Os dados têm-nos revelado que os evangélicos e pentecostais constituem hoje “a religião mais negra do país”, sendo a preferência principal a Assembleia de Deus. O autor mostra que “para muitos negros e pardos que são encarcerados ou se tornam dependente de drogas baratas como o crack, o pentecostalismo constitui hoje um caminho para a reintegração à sociedade”. Adverte também que “para as pessoas dispostas a romper o vínculo com o álcool, as igrejas servem como rede social alternativa aos bares e às amizades formadas em virtude do vício”. O crescimento desse cristianismo evangélico, como indica Spyer, “tem menos a ver com pastores oportunistas e carismáticos, e mais com a influência das igrejas para melhorar as condições de vida dos mais pobres
As igrejas evangélicas, como mostra Spyer, constituem um “espaço que, na localidade em que se instala, cumpre a função de estado de bem-estar social informal”. É contra “estereótipos” comuns em segmentos da esquerda, que Spyer se contrapõe, com base em pesquisas sólidas em torno do mundo evangélico e pentecostal. Dentre os estereótipos mais comuns estão aqueles que “descrevem o evangélico como mercador da fé que se aproveita da superstição de um povo ingênuo e ignorante”.

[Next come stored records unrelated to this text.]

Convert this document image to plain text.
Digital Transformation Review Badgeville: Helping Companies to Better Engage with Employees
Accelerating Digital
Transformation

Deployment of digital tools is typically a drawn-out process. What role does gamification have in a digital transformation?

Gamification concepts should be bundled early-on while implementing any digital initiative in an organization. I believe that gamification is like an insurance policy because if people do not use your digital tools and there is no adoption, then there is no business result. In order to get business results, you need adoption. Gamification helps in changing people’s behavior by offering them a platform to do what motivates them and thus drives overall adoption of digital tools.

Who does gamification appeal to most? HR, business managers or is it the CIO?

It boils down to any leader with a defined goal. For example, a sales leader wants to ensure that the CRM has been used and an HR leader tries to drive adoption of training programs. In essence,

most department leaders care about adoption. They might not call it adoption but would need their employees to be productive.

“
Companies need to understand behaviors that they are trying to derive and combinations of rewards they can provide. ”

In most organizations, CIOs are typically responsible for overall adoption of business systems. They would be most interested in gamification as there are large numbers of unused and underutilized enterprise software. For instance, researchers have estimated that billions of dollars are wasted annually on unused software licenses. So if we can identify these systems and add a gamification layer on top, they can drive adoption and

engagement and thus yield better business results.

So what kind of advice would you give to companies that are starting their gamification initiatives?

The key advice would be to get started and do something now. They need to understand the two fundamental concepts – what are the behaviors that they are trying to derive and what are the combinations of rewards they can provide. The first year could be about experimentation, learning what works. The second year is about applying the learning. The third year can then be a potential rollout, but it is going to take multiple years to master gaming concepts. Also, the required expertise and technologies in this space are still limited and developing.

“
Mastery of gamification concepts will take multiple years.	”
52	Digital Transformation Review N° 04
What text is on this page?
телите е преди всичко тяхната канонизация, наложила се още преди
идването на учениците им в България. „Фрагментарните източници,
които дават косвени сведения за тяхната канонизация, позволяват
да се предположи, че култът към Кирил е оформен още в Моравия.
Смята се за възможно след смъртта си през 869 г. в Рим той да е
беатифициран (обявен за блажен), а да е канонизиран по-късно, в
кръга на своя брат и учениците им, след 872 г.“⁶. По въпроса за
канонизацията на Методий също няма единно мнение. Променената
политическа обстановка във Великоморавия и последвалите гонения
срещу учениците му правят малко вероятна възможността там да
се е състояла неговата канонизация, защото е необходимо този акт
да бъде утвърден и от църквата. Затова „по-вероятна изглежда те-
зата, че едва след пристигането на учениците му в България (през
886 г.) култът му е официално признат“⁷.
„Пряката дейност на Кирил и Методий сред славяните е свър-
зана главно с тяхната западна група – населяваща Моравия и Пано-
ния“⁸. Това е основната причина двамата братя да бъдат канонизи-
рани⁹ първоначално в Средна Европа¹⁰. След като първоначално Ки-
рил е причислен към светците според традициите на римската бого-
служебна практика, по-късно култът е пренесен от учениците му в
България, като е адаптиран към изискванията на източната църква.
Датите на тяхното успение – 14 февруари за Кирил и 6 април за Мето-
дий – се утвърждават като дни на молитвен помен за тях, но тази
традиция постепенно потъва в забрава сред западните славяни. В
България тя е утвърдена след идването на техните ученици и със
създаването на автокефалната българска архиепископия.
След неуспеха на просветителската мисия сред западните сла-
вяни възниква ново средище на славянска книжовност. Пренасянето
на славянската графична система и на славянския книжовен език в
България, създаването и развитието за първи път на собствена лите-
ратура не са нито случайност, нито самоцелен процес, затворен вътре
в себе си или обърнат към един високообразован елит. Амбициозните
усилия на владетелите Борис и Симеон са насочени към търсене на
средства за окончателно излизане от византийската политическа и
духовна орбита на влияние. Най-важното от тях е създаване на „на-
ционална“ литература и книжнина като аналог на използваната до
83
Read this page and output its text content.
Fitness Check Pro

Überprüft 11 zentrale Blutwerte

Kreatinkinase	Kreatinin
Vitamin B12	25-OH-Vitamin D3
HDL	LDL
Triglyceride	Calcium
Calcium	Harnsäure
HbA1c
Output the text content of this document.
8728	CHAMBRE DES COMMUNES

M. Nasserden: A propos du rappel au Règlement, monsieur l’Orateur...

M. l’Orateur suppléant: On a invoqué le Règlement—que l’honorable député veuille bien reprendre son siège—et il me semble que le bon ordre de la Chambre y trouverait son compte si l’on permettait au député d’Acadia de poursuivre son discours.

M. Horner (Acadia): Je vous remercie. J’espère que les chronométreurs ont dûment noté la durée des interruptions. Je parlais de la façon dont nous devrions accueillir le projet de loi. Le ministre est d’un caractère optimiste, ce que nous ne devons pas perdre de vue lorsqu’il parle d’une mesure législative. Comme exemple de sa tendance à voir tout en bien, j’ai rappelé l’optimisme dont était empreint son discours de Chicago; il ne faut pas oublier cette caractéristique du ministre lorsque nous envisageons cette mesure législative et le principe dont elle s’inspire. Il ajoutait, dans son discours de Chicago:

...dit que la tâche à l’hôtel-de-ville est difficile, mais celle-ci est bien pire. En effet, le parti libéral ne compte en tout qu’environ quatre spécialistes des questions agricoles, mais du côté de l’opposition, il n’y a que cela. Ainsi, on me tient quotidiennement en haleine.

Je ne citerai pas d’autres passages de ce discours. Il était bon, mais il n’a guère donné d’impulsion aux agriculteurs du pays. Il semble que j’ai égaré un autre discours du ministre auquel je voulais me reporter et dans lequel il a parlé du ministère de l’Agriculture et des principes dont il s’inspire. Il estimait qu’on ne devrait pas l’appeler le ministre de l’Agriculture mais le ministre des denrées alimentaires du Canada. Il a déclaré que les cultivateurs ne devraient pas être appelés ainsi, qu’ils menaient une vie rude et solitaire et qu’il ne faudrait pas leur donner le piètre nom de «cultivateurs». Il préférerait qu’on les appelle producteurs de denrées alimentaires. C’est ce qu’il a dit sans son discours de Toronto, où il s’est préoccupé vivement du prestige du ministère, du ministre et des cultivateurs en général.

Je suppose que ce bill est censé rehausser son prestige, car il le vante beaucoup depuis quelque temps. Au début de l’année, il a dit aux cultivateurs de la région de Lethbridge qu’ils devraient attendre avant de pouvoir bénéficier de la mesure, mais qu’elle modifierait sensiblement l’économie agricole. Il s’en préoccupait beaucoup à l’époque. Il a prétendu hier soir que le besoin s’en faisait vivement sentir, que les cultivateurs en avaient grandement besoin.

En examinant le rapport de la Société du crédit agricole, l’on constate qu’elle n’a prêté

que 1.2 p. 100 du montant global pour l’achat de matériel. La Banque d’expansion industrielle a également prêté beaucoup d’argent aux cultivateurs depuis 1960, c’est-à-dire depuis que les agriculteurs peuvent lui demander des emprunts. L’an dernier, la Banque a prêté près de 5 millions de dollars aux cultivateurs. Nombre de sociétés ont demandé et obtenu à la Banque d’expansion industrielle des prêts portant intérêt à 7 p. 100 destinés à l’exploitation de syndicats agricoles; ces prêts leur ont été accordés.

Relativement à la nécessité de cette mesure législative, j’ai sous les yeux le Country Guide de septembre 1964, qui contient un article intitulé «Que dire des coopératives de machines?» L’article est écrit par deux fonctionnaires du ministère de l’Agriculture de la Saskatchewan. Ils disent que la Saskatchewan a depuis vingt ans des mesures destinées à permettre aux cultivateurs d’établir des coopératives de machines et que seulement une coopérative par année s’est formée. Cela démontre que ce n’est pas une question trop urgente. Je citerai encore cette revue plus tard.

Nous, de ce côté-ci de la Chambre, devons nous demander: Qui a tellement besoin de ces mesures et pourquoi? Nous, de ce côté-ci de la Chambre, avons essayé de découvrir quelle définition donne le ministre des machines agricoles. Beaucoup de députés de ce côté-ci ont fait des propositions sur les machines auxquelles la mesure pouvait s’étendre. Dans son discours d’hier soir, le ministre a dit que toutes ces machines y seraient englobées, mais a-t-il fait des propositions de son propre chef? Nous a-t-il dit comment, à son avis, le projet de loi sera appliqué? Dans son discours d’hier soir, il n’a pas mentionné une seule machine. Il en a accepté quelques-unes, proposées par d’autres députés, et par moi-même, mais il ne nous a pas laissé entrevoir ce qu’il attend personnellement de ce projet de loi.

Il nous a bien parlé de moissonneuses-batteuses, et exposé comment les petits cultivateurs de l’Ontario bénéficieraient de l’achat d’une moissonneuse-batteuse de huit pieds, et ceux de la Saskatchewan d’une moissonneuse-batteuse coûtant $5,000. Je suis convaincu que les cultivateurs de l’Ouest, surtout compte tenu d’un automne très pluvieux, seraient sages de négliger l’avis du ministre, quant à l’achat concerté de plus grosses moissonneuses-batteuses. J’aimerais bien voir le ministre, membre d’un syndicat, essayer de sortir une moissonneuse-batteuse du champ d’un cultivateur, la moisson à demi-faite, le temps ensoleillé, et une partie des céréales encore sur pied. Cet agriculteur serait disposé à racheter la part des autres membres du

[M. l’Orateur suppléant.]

Nesse livro, que foi admirado por Lula, o autor sublinha que a promessa apresentada pelos pentecostais, diferentemente do que ocorria nessas igrejas da década de 1920, refere-se ao paraíso que deve ser buscado já aqui no tempo. A própria ideia de “teologia da prosperidade” pode ser entendida de forma diversa do que normalmente apresentada. Firma-se uma percepção de que “a Terra é uma dádiva de Deus aos homens para que todos possam prosperar e viver com abundância de bens materiais”. É uma teologia que acaba firmando-se como um “demarcador simbólico”, onde os pobres encontram o estímulo e motivação para iniciativas singulares. A preocupação dos fiéis não é tanto com as grandes abstrações, mas com o que vem acontecendo nas suas famílias e igrejas, e como encontrar soluções de saída para o desamparo social.
O que concretamente sabemos, segundo os dados que vão aparecendo, e que poderão ser confirmados pelo Censo que agora começa, é que os evangélicos no Brasil superarão já na próxima década o número de católicos. Temos como desafio essencial buscar um olhar mais especializado e menos a-priorístico sobre os evangélicos e pentecostais, que possa dar conta da grande complexidade que envolve o tema.